I took some frames up, since G only had plastic foundation and frames. 








Fitting the brood into the frames. We only got 6 frames of brood, but we'll see how they do in a new hive. 
















We leveled the base for the hive, added the vacuum full of bees, put the frame with brood and queen on top, and topped it off with a screen and top cover, since it's 96 degrees. Then we pulled the screen, re-uniting the vacuumed bees with the brood and queen on top.


----------



## judyv47954 (Jun 5, 2011)

Time to pull the plug!










And that's how we did it! 

Any helpful suggestions for next time?


----------



## Bsweet (Apr 9, 2010)

Thanks for the pics, Jim


----------



## Charlie B (May 20, 2011)

Nice job, great pics!!


----------



## Steven Ogborn (Jun 3, 2011)

I can't help with any helpful hints. Seems like you have it down. I hope I can do as well when I start doing cut-outs. Awesome!


----------



## johnblagg (May 15, 2011)

suggestions ...LOL you did a great job and I have been reading the fb post myself and I am happy to see she recieved such good help


----------



## Live Oak (Oct 11, 2008)

Great write-up and pics! Excellent idea with the rubber bands and comb. Your internet friend is VERY fortunate to have your help. Great job!


----------



## beyondthesidewalks (Dec 1, 2007)

Is that the Robo style bee vacuum? Great post.


----------



## judyv47954 (Jun 5, 2011)

Yes, I ordered it from Bushkillfarms. I didn't have time to build one before I needed it for the cut-outs. I've used it on 4 cut-outs so far, so it's paid for itself already. 

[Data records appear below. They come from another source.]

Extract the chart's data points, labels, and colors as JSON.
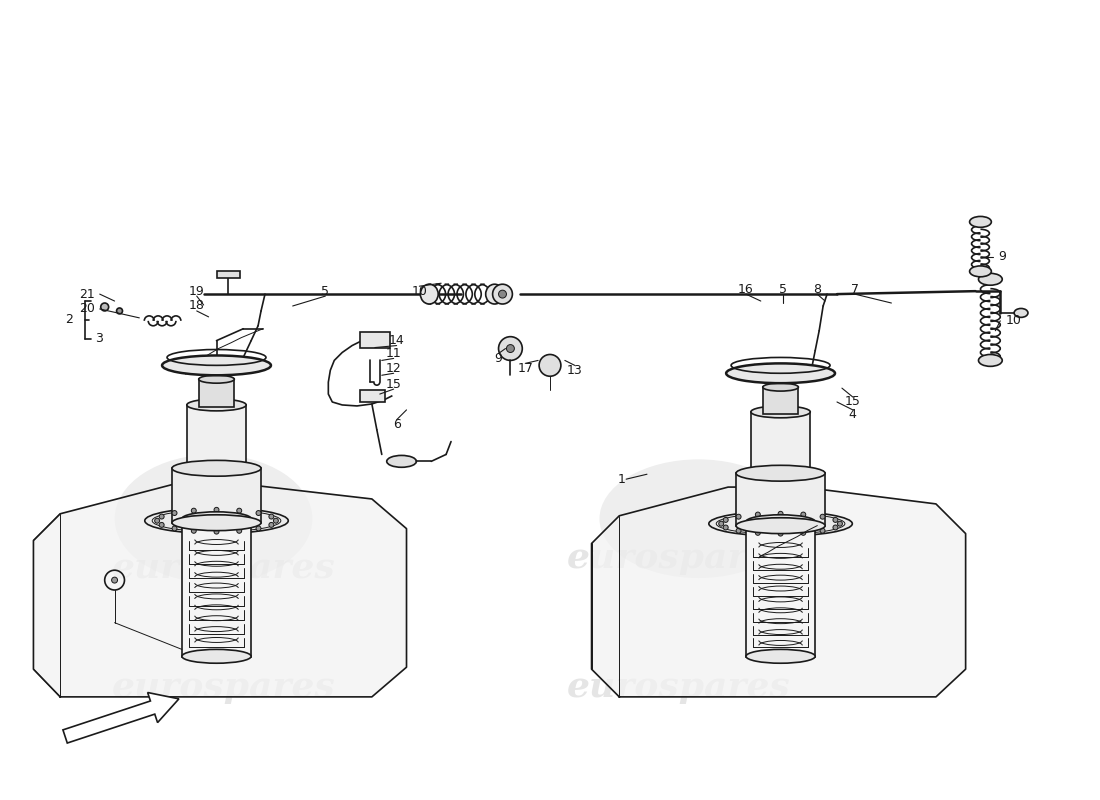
{
  "background_color": "#ffffff",
  "line_color": "#1a1a1a",
  "watermark_color": "#cccccc",
  "watermark_text": "eurospares",
  "label_fontsize": 9,
  "watermark_fontsize": 26
}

Dot has another colony in one of their other locations. I'll check on that, but we're getting close to August 1.


----------



## judyv47954 (Jun 5, 2011)

Did my last(?) trap-out at the Dot building today. This was a two year-old colony. What pretty, pretty brood...just as solid as you please. I didn't see the queen, but I'm hoping she's in the Bushkill vacuum. I had loose bees trying to get in through the screen, so have my fingers crossed that she's OK. Nice bees to work, too. 
I'm ready for a break! 4 cut-outs in the last 3 weeks. I'm running out of woodenware!


----------